LGBTQ RIGHTS/Taiwan celebrates diversity, inclusion in Pride parade
Taipei, Oct. 28 (CNA) An estimated 176,000 people, many waving rainbow flags, marched through the streets of Taiwan's capital Taipei on Saturday to celebrate LGBT+ inclusion in Asia's largest Pride parade.
This year's parade, called the 2023 Taiwan LGBT+ Pride, was aimed at "recognizing the diversity of every person, and respecting and accepting different gender identities," according to the event's organizer, the Taiwan Rainbow Civil Association.
It was a theme that resonated with the parade's participants, including a number of whom were from parts of Asia where diversity may not be well understood and their communities are not able to express themselves freely.
"I think it is very meaningful for the Malaysian LGBT community to have a chance to participate in an event of such kind here in Taiwan, because this is unimaginable in Malaysia," said Ming Yue, liaison officer of Malaysian LGBT+ Community in Taiwan.
"Anything that contains the rainbow logo is prohibited from being shown in public (in Malaysia), so it means a lot for us to be able to wave rainbow flags freely here."
Ming looked forward to having more people of different nationalities take part in the future to spread an LGBT+-friendly message to the whole world, while also hoping that "one day in Malaysia, some laws, for example, Section 377 of the Penal Code, can be abolished."
Yvonne Pan, who is half Taiwanese and half Filipino, also was hoping LGBT+ rights can be better respected in Southeast Asia.
"I feel like not just the Philippines but a lot of Southeast Asian nations are typically known for being very open about gay culture, but in the root of the society, there's still a big push against it," they said.
"It's very unfriendly in the Philippines, especially since religion plays a very big role there."
Having experienced queer culture in both places, they said that while Taiwan is lauded as a progressive nation within Asia, there was still room for improvement on LGBT+ rights, such as "what bathroom do I use?"
For Francis Tang, founder of Hong Kong Gay Harmony, the parade's emphasis on diversity was welcomed.
"I think the pride parade is a very helpful platform to help promote the concept of gender diversity and let people get to know more about it, since a lot of people are not familiar with what gender diversity is.
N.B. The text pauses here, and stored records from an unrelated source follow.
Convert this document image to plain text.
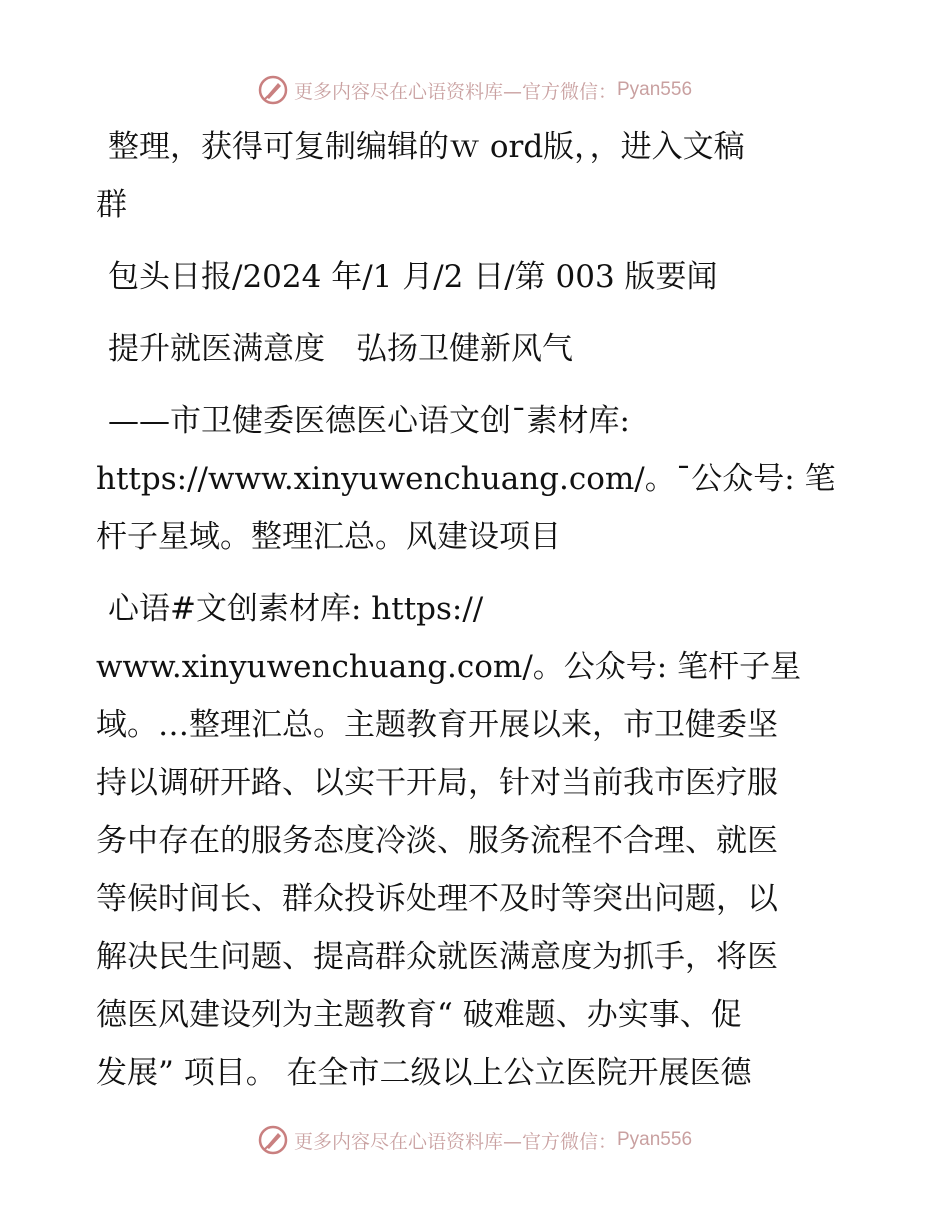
更多内容尽在心语资料库—官方微信： Pyan556
整理，获得可复制编辑的ｗ ord版，，进入文稿
群
包头日报/2024 年/1 月/2 日/第 003 版要闻
提升就医满意度　弘扬卫健新风气
——市卫健委医德医心语文创¯素材库:
https://www.xinyuwenchuang.com/。¯公众号: 笔
杆子星域。整理汇总。风建设项目
心语#文创素材库: https://
www.xinyuwenchuang.com/。公众号: 笔杆子星
域。…整理汇总。主题教育开展以来，市卫健委坚
持以调研开路、以实干开局，针对当前我市医疗服
务中存在的服务态度冷淡、服务流程不合理、就医
等候时间长、群众投诉处理不及时等突出问题，以
解决民生问题、提高群众就医满意度为抓手，将医
德医风建设列为主题教育“ 破难题、办实事、促
发展” 项目。 在全市二级以上公立医院开展医德
更多内容尽在心语资料库—官方微信： Pyan556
This is also the case within the LGBT community," Tang said.
Several other activities were held in conjunction with the march, including a Rainbow Market with 120 booths, the most in Taiwan Pride history, drag queen performances, and a coloring station "Color Diversity" for people to express what diversity meant to them.
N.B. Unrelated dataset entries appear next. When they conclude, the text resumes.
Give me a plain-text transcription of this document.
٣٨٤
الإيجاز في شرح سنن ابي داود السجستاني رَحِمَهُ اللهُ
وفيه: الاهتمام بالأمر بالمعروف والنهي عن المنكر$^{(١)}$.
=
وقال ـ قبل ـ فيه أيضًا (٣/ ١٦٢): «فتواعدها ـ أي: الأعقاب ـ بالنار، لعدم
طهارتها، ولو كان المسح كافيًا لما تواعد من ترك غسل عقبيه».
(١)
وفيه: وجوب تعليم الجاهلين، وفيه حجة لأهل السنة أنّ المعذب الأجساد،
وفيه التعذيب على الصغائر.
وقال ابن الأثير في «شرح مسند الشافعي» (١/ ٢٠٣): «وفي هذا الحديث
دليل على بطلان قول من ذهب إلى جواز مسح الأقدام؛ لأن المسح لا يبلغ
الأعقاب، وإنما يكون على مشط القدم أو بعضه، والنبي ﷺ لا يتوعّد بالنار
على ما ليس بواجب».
Beyond diversity, however, the association felt the annual event had a broader role and expressed a more expansive vision for the future of the LGBT+ community.
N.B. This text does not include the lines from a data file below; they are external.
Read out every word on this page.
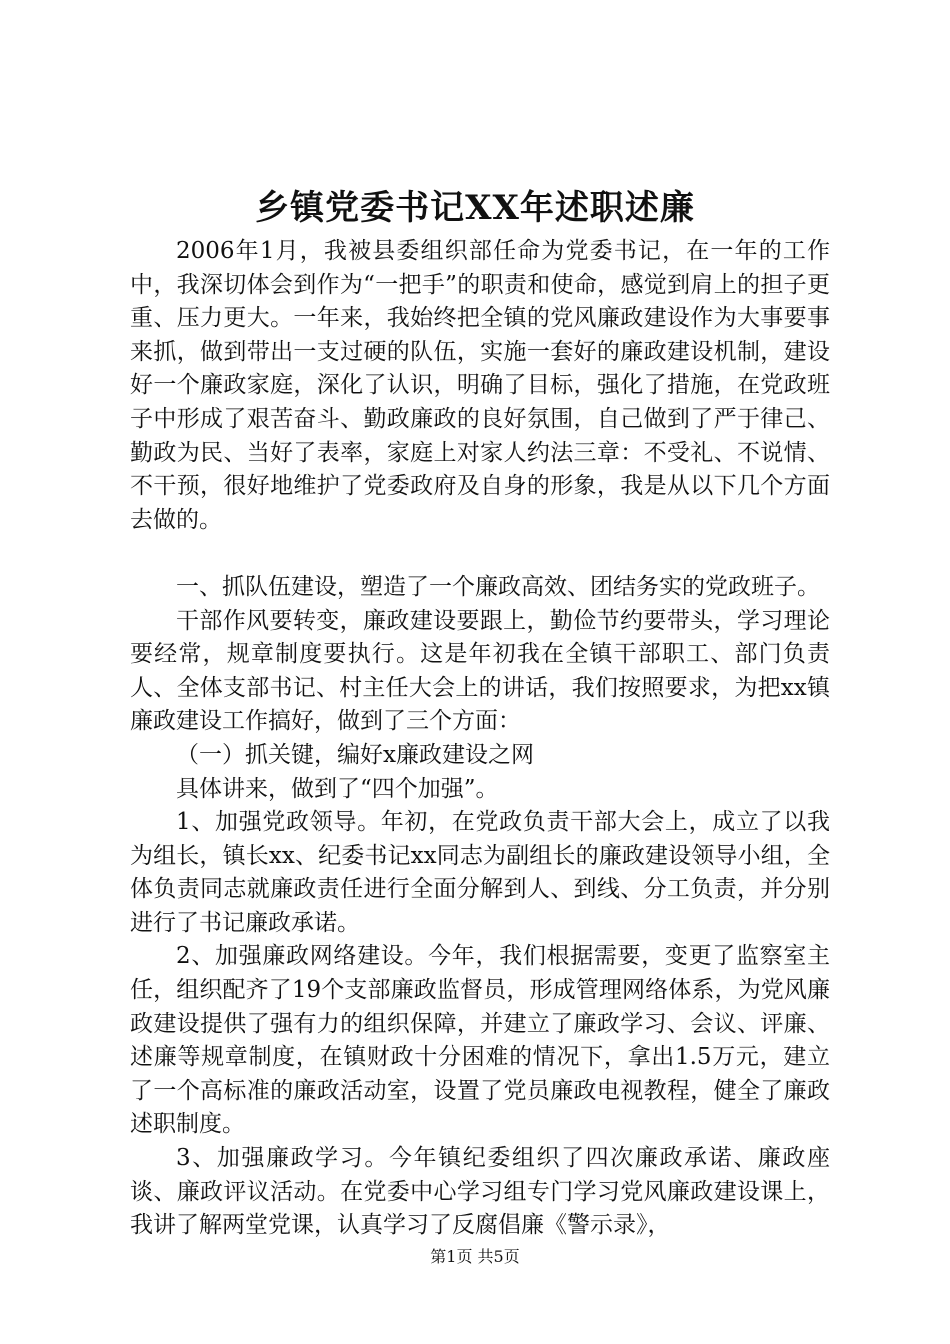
乡镇党委书记XX年述职述廉

2006年1月，我被县委组织部任命为党委书记，在一年的工作中，我深切体会到作为“一把手”的职责和使命，感觉到肩上的担子更重、压力更大。一年来，我始终把全镇的党风廉政建设作为大事要事来抓，做到带出一支过硬的队伍，实施一套好的廉政建设机制，建设好一个廉政家庭，深化了认识，明确了目标，强化了措施，在党政班子中形成了艰苦奋斗、勤政廉政的良好氛围，自己做到了严于律己、勤政为民、当好了表率，家庭上对家人约法三章：不受礼、不说情、不干预，很好地维护了党委政府及自身的形象，我是从以下几个方面去做的。

一、抓队伍建设，塑造了一个廉政高效、团结务实的党政班子。

干部作风要转变，廉政建设要跟上，勤俭节约要带头，学习理论要经常，规章制度要执行。这是年初我在全镇干部职工、部门负责人、全体支部书记、村主任大会上的讲话，我们按照要求，为把xx镇廉政建设工作搞好，做到了三个方面：

（一）抓关键，编好x廉政建设之网

具体讲来，做到了“四个加强”。

1、加强党政领导。年初，在党政负责干部大会上，成立了以我为组长，镇长xx、纪委书记xx同志为副组长的廉政建设领导小组，全体负责同志就廉政责任进行全面分解到人、到线、分工负责，并分别进行了书记廉政承诺。

2、加强廉政网络建设。今年，我们根据需要，变更了监察室主任，组织配齐了19个支部廉政监督员，形成管理网络体系，为党风廉政建设提供了强有力的组织保障，并建立了廉政学习、会议、评廉、述廉等规章制度，在镇财政十分困难的情况下，拿出1.5万元，建立了一个高标准的廉政活动室，设置了党员廉政电视教程，健全了廉政述职制度。

3、加强廉政学习。今年镇纪委组织了四次廉政承诺、廉政座谈、廉政评议活动。在党委中心学习组专门学习党风廉政建设课上，我讲了解两堂党课，认真学习了反腐倡廉《警示录》，

第1页 共5页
"With gender issues still in need of continuous attention and advocacy," the association said, Taiwan LGBT+ Pride strives to "be an avenue to celebrate life that is true and free, a life without discrimination, stigmas, and violence."
The associated estimated the crowd at 176,000, while police said attendance was higher than that of the last parade, which drew 120,000 people.
Regardless of the number of people taking part, they packed the streets of central Taipei, with some coming from areas beyond Asia, including Jean-Luc Romero-Michel, deputy mayor of Paris in charge of human rights, who is openly gay.
He told Kyodo News it was "impressive" to see such a bigger turnout at the parade than in Paris, terming the event the "most important pride" and "beautiful moment" for Asia.
Travel writer Mark Chesnut and his husband Angel Pabon, who have been together for 32 years, traveled all the way from New York to Taiwan and arranged the trip specifically to be here during this time.
"Visibility is so important for the LGBTQ community around the world, and for an important city like Taipei and a country like Taiwan to host an event like this, and it keeps getting bigger and bigger," Chesnut said.
"I think it sends a very strong message to the rest of the world about equality and visibility and diversity."
As the parade has grown from 800 or so participants in its first year in 2003 to the estimated 176,000 attendees this year, a growing understanding of and respect for the LGBT+ community has developed in Taiwan, with some legal protections provided.
Taiwan became the first country in Asia to legalize same-sex marriage in 2019.
Since January, it has allowed same-sex couples with one Taiwanese and one foreign national to register their marriages in Taiwan, even if the foreign partner is from a jurisdiction where same-sex marriages are illegal.
In May, it granted same-sex couples full adoption rights.
Some participants, however, felt there were still areas in which those legal protections and rights could be fortified.
Vivian Mei, a Taiwanese citizen who works in the medical industry, pointed to what she called a "super dated" assisted reproductive treatment (ART) law in Taiwan.
"Single women and lesbian couples are able to do egg freezing surgery here in Taiwan but are prohibited from doing any ART measures, like intrauterine insemination (IUI) or in vitro fertilization (IVF)," because local laws only allow those services to be provided to people in heterosexual relationships, she said.
"So it kinda sucks for Taiwan to have an advanced health care system and great medical professionals but an inappropriate law that's dated and not inclusive enough.
"We're living in 2023 and lawmakers should make an amendment (to the law) ASAP."